Needless to say, the impacts of this positive-feedback alone would be sufficient to propel the entire Earth climate system into a process of irreversible runaway warming that could, well before the end of this century, create conditions devastating to most species, including droughts across a third of the planet, failed harvests in the major food basket regions, increased frequency of natural disasters, unprecedented sea level rise of up to five feet, and so on.

Paradigm Shift

These converging crises speak to the need for fundamentally re-thinking our understanding of the efficacy of the ideology, structure and values underlying our current economic behaviour, and whether they really are as inevitable, optimal or natural as we tend to assume a priori. At the very least, it is clear that unqualified austerity – or in Stiglitz’s words “deficit fetishism” – is not the answer:

“... even deficit hawks acknowledge that we should be focusing not on today's deficit, but on the long-term national debt. Spending, especially on investments in education, technology, and infrastructure, can actually lead to lower long-term deficits. Banks’ short-sightedness helped create the crisis; we cannot let government short-sightedness – prodded by the financial sector – prolong it... Deficits to finance wars or give-aways to the financial sector (as happened on a massive scale in the US) lead to liabilities without corresponding assets, imposing a burden on future generations. But high-return public investments that more than pay for themselves can actually improve the well-being of future generations, and it would be doubly foolish to burden them with debts from unproductive spending and then cut back on productive investments.”

Thus, we need to focus government stimulus spending where it’s most needed in the context of global crisis convergence: the development of a zero-carbon transport, housing and energy infrastructure, generating millions of new Green jobs. On that note, the Green New Deal Group’s recent reports provide an excellent step forward, but still highly conservative in its aspirations and out-of-touch with the imminent severity of global crisis convergence. In the UK, the Campaign against Climate Change trade union set out a more ambitious plan for one million green jobs. Similar plans have been considered in the US where an investment of £100 billion over 2 years could produce 2 million jobs, but again, implementation is slow. There’s a long way to go, and time in which we need to act is diminishing fast – at the moment, only one-sixth of the British government’s fiscal stimulus package has focused on green industries. On the other hand, timely global action by governments could ride us through the storm while creating a new form of prosperity based on more harmonious and sustainable ways of living.
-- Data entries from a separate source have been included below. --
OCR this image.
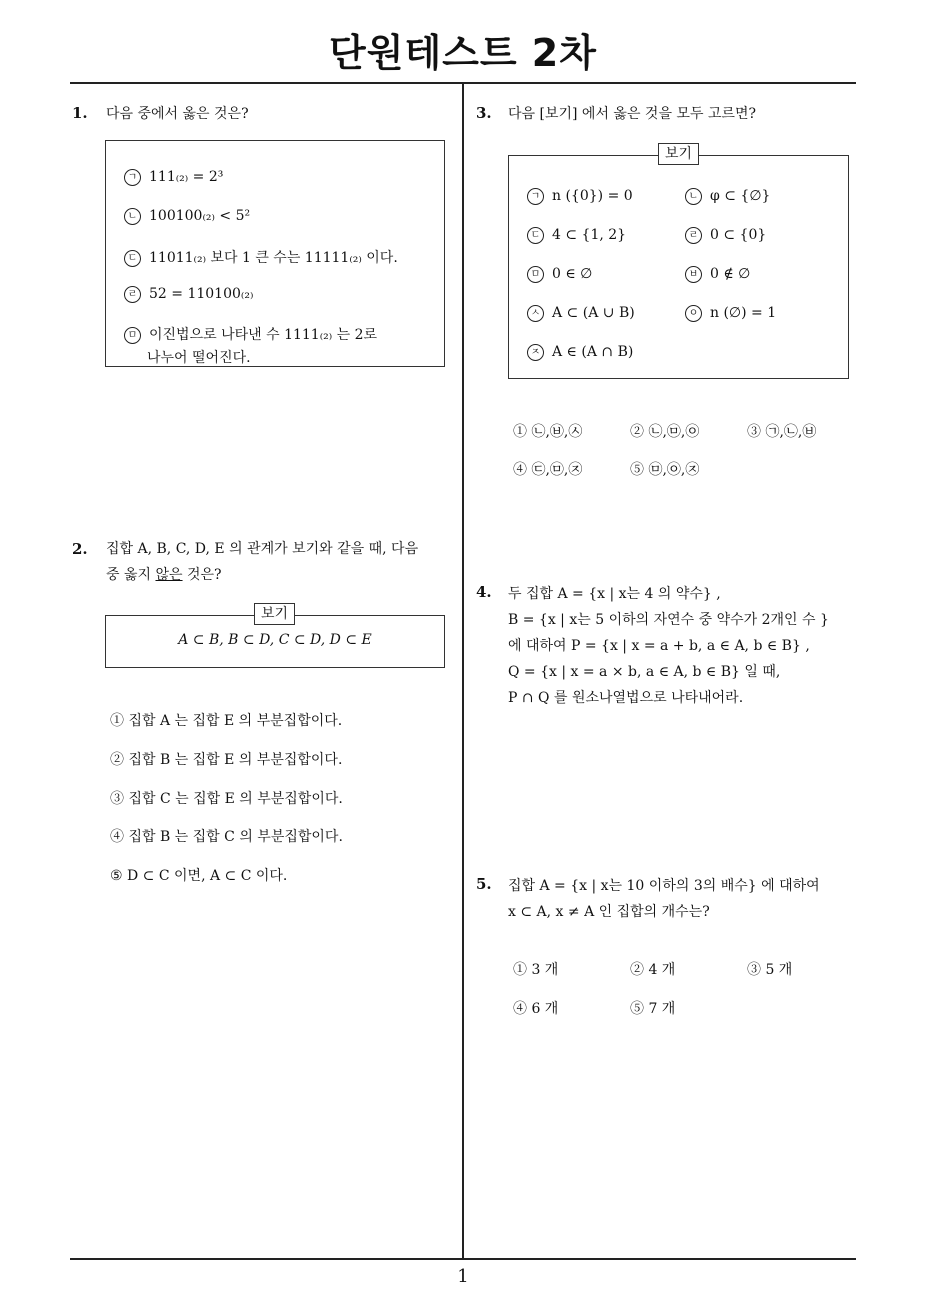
단원테스트 2차
1
1. 다음 중에서 옳은 것은?
ㄱ 111₍₂₎ = 2³
ㄴ 100100₍₂₎ < 5²
ㄷ 11011₍₂₎ 보다 1 큰 수는 11111₍₂₎ 이다.
ㄹ 52 = 110100₍₂₎
ㅁ 이진법으로 나타낸 수 1111₍₂₎ 는 2로
나누어 떨어진다.
2. 집합 A, B, C, D, E 의 관계가 보기와 같을 때, 다음
중 옳지 않은 것은?
보기
A ⊂ B, B ⊂ D, C ⊂ D, D ⊂ E
① 집합 A 는 집합 E 의 부분집합이다.
② 집합 B 는 집합 E 의 부분집합이다.
③ 집합 C 는 집합 E 의 부분집합이다.
④ 집합 B 는 집합 C 의 부분집합이다.
⑤ D ⊂ C 이면, A ⊂ C 이다.
3. 다음 [보기] 에서 옳은 것을 모두 고르면?
ㄱ n ({0}) = 0	ㄴ φ ⊂ {∅}
ㄷ 4 ⊂ {1, 2}	ㄹ 0 ⊂ {0}
ㅁ 0 ∈ ∅	ㅂ 0 ∉ ∅
ㅅ A ⊂ (A ∪ B)	ㅇ n (∅) = 1
ㅈ A ∈ (A ∩ B)
보기
① ㉡,㉥,㉦	② ㉡,㉤,㉧	③ ㉠,㉡,㉥
④ ㉢,㉤,㉨	⑤ ㉤,㉧,㉨
4. 두 집합 A = {x | x는 4 의 약수} ,
B = {x | x는 5 이하의 자연수 중 약수가 2개인 수 }
에 대하여 P = {x | x = a + b, a ∈ A, b ∈ B} ,
Q = {x | x = a × b, a ∈ A, b ∈ B} 일 때,
P ∩ Q 를 원소나열법으로 나타내어라.
5. 집합 A = {x | x는 10 이하의 3의 배수} 에 대하여
x ⊂ A, x ≠ A 인 집합의 개수는?
① 3 개	② 4 개	③ 5 개
④ 6 개	⑤ 7 개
The simple truth is that we are now in an age of civilizational transition, premised on the intensifying inability of the global political economy in its current form to continue business-as-usual. This global systemic crisis has no easy answers, but unless we start thinking outside the three-party box, things will get worse, not better.

As the US Joint Forces Command report warns: "One should not forget that the Great Depression spawned a number of totalitarian regimes that sought economic prosperity for their nations by ruthless conquest." (p. 28)

If business-as-usual continues, and if the three-party consensus here and conventional policymaking reign the day, then the flawed policy measures taken by governments over the next decade may well precipitate the rise of the far-right, the permanent militarization of our societies, and the resort to violent inter-state and inter-communal conflicts to resolve disputes over diminishing resources. It doesn't have to be this way. We can avert a Global Weimar collapse, but we need to do things a bit more differently than even Clegg might imagine.